Northern Berkshire Healthcare Files Chapter 11 Bankruptcy
Chief Executive Officer Richard Palmisano said the filing will not affect patient care or employees.
"In reality, from the standpoint of the consumer, there will be no change. For staff, there will be no change; they will continue to get their paychecks and their pension benefits," Palmisano said on Monday.
The move had been long expected as the health-care system struggled to get a handle on its nearly $50 million debt burden and its pension liabilities. Last week, it reorganized its administration, splitting Palmisano's jobs of CEO and president and adding on the duties of a "chief restructuring officer" to concentrate on the system's finances. William "Bill" Frado Jr., a member of the board of trustees, was named president while Palmisano retained his post as CEO.
NBH had been in "very intensive" discussions with bondholders over the past six to nine months, said Palmisano on Monday. The bond debt is related to major improvements and expansion at North Adams Regional Hospital and the purchase of two nursing and retirement community facilities in Williamstown that have since been sold off at a loss.
Last week, the hospital tendered another debt restructuring proposal that was not taken up by bondholders.
"We concluded that the bondholders were not understanding our situation clearly, so we put together a proposal of where we wanted to go," Palmisano said. The bondholders responded with a counterproposal "that clearly told us they weren't understanding our situation."
The hospital had prepared filings twice before but held off in hopes of reaching an agreement. Officials felt now was the appropriate time to seek court protection.
Prior debt is now frozen while the court reviews the matter; Palmisano said all current debt must be paid COD, or cash on delivery. "So what we buy, we have to pay right way," he said. "We have been working diligently to ensure we have the resources until we emerge from bankruptcy."
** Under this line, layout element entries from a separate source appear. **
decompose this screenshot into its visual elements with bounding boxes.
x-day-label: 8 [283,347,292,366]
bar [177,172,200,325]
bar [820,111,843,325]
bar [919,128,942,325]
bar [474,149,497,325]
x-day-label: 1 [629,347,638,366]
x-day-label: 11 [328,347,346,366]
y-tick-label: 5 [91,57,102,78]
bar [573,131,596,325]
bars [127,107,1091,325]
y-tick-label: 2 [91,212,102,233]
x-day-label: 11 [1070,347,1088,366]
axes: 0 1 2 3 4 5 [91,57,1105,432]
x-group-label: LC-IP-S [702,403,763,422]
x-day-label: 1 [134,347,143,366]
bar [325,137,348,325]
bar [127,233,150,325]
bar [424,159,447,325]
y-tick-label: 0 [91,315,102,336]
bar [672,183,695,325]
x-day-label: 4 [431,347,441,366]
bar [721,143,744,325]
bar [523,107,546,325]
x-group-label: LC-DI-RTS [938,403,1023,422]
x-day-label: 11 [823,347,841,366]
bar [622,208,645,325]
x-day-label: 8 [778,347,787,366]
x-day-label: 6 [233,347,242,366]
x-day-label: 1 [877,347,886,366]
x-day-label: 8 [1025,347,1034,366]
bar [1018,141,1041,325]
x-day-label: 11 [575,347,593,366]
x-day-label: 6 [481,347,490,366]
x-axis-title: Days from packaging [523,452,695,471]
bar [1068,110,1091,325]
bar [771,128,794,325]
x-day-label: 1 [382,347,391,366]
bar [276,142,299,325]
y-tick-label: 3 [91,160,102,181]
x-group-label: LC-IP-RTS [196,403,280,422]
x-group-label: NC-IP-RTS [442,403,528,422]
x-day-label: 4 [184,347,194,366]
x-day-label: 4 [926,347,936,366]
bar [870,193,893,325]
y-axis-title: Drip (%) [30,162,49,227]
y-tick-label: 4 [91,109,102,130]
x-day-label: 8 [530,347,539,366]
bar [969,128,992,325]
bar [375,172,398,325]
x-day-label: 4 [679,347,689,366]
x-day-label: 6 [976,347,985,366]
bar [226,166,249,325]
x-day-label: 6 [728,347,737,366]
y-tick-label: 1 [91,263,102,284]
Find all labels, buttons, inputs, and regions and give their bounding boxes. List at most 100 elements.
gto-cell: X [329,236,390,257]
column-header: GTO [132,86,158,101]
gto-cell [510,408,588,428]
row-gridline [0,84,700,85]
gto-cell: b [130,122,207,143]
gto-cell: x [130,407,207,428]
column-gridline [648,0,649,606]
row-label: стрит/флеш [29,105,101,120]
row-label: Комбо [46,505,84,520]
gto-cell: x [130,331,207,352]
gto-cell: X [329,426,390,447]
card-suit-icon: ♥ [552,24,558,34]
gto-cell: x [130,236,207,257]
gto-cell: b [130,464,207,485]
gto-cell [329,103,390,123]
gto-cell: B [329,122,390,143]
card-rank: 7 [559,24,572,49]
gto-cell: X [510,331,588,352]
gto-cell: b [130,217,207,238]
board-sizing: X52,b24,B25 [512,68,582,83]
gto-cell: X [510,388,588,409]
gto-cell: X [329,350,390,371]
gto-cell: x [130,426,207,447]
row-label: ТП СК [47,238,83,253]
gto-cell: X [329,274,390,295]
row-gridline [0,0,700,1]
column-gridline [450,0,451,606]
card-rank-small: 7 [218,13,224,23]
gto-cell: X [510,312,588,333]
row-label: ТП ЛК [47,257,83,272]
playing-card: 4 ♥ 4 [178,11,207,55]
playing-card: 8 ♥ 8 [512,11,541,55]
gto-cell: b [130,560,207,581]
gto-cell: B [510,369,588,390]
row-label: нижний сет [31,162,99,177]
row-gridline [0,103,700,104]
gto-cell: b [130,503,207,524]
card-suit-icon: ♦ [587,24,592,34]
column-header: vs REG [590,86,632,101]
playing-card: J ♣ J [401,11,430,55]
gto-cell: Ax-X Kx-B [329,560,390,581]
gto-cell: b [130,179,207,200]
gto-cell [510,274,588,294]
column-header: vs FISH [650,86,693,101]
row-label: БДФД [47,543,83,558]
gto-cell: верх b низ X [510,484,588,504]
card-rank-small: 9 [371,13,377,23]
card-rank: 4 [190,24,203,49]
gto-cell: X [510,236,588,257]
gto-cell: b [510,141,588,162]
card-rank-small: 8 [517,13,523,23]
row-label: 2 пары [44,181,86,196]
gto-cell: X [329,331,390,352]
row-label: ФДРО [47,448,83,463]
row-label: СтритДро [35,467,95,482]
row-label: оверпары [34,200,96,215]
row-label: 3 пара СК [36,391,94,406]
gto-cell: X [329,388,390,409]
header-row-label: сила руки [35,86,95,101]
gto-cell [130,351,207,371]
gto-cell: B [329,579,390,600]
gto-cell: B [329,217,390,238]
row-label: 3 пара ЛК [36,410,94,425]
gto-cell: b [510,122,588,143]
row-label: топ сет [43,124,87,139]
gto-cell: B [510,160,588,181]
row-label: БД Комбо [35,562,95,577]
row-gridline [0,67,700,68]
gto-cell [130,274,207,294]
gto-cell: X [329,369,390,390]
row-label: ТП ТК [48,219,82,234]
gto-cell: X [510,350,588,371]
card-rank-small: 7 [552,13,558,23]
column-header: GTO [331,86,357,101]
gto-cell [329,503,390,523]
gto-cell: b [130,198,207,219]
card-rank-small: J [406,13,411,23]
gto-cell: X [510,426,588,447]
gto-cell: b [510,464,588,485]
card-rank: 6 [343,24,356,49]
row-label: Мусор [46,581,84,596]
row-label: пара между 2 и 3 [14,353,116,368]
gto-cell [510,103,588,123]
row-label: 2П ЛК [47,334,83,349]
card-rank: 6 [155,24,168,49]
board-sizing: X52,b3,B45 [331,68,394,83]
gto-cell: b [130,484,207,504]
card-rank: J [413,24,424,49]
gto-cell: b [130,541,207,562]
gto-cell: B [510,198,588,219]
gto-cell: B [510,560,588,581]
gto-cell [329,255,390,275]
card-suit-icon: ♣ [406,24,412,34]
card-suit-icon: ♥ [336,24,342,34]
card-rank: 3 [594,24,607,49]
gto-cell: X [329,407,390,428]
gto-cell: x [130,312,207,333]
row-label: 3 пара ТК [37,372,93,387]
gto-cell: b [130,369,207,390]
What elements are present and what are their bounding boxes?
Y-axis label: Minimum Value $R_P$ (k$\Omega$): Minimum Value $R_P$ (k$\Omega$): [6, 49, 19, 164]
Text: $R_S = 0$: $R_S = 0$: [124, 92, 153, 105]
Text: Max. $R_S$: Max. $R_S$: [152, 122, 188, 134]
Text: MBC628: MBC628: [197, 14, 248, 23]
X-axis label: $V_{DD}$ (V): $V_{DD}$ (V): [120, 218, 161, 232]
He estimated it would take six to seven months, although it could move faster. "The court will understand the importance of this institution and that the protected restructuring process will make it harder for us to continue to provide services to this community."
At the same time, the hospital will continue to move forward with moving its pension funds to the federal Pension Benefit Guaranty Corp. It is still seeking a health-care partner to affiliate with and pursuing federal Critical Access Hospital status, which could bring more funding into the system.
"I think what is critical is that people hear the word bankruptcy, they think of liquidation," said Palmisano. "That's not the case here. I think a better analogy would be what happened when General Motors emerged from bankruptcy with a level [of debt] they could sustain."
Even with the restructuring, the hospital will never be a wealthy institution because of the region's demographics. But it can be a healthy and quality institution, Palmisano said.